Sterling Bay seeks $300M from Chicago teachers fund to kickstart Lincoln Yards
Development firm requested an additional $25M from current investors
Sterling Bay has turned to the Chicago Teachers Pension Fund to help pick up the pace of Lincoln Yards at a crucial time for the megadevelopment, a deal that, if it comes together, could hurt the project’s initial investors.
The $6 billion mixed-use project has moved sluggishly since being approved in 2019. Now, the developer is seeking funds from the CTPF’s investment committee to kickstart Lincoln Yards, which could lead to losses for the original investors behind the bold 53-acre, 14.5-million-square-foot development, Crain’s reported.
Sterling Bay CEO Andy Gloor recently presented a proposal to the committee, suggesting an investment between $100 and $150 per square foot, amounting to over $300 million. This would replace the current financial backers at discounted rates and revitalize the project that would potentially generate billions of dollars in tax revenue for the city.
The developer wants to consolidate ownership of the Lincoln Yards site, find a new capital partner and resolve a $126 million mortgage tied to a large portion of the property. While Sterling Bay seeks new capital partners, it’s also reaching out to its existing investors for additional funding. The company is aiming to secure $25 million in new equity through an “annex fund” from the current investors.
If CTFP ultimately becomes the primary financial partner, it would be a surprising collaboration, given that the Chicago Teachers Union, whose members have been among the most vocal opponents of Lincoln Yards, has a lot of influence over CTPF.
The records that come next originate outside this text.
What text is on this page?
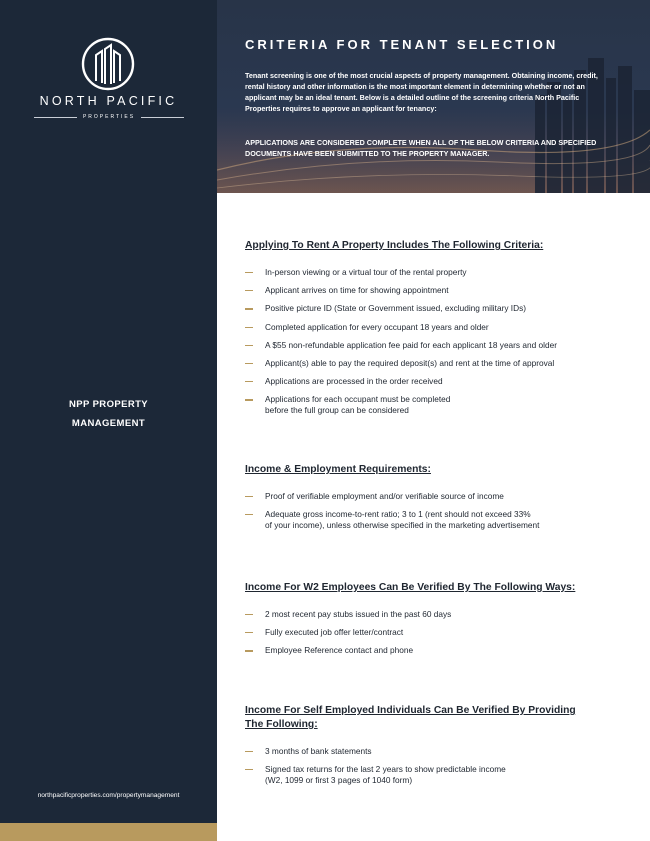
NORTH PACIFIC
PROPERTIES
NPP PROPERTY
MANAGEMENT
northpacificproperties.com/propertymanagement
CRITERIA FOR TENANT SELECTION
Tenant screening is one of the most crucial aspects of property management. Obtaining income, credit, rental history and other information is the most important element in determining whether or not an applicant may be an ideal tenant. Below is a detailed outline of the screening criteria North Pacific Properties requires to approve an applicant for tenancy:
APPLICATIONS ARE CONSIDERED COMPLETE WHEN ALL OF THE BELOW CRITERIA AND SPECIFIED DOCUMENTS HAVE BEEN SUBMITTED TO THE PROPERTY MANAGER.
Applying To Rent A Property Includes The Following Criteria:
In-person viewing or a virtual tour of the rental property
Applicant arrives on time for showing appointment
Positive picture ID (State or Government issued, excluding military IDs)
Completed application for every occupant 18 years and older
A $55 non-refundable application fee paid for each applicant 18 years and older
Applicant(s) able to pay the required deposit(s) and rent at the time of approval
Applications are processed in the order received
Applications for each occupant must be completed
before the full group can be considered
Income & Employment Requirements:
Proof of verifiable employment and/or verifiable source of income
Adequate gross income-to-rent ratio; 3 to 1 (rent should not exceed 33%
of your income), unless otherwise specified in the marketing advertisement
Income For W2 Employees Can Be Verified By The Following Ways:
2 most recent pay stubs issued in the past 60 days
Fully executed job offer letter/contract
Employee Reference contact and phone
Income For Self Employed Individuals Can Be Verified By Providing
The Following:
3 months of bank statements
Signed tax returns for the last 2 years to show predictable income
(W2, 1099 or first 3 pages of 1040 form)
In Gloor’s pitch, he said, “It’s an unbelievable, generational opportunity to invest in the city” and called it “the most important deal we’ve ever done with Sterling Bay,” the outlet reported.
Sterling Bay faces other financial strains within its portfolio, including a possible forced sale of the Groupon headquarters building and loan issues with the Prudential Plaza complex. But the financial strains posed against Lincoln Yards, which is poised to transform the North Side area for years to come, marks the developer’s biggest challenge to date.
The involvement and support of new Mayor Brandon Johnson — a former Chicago Public School teacher and paid CTU organizer — also remains to be seen, further clouding the project’s future.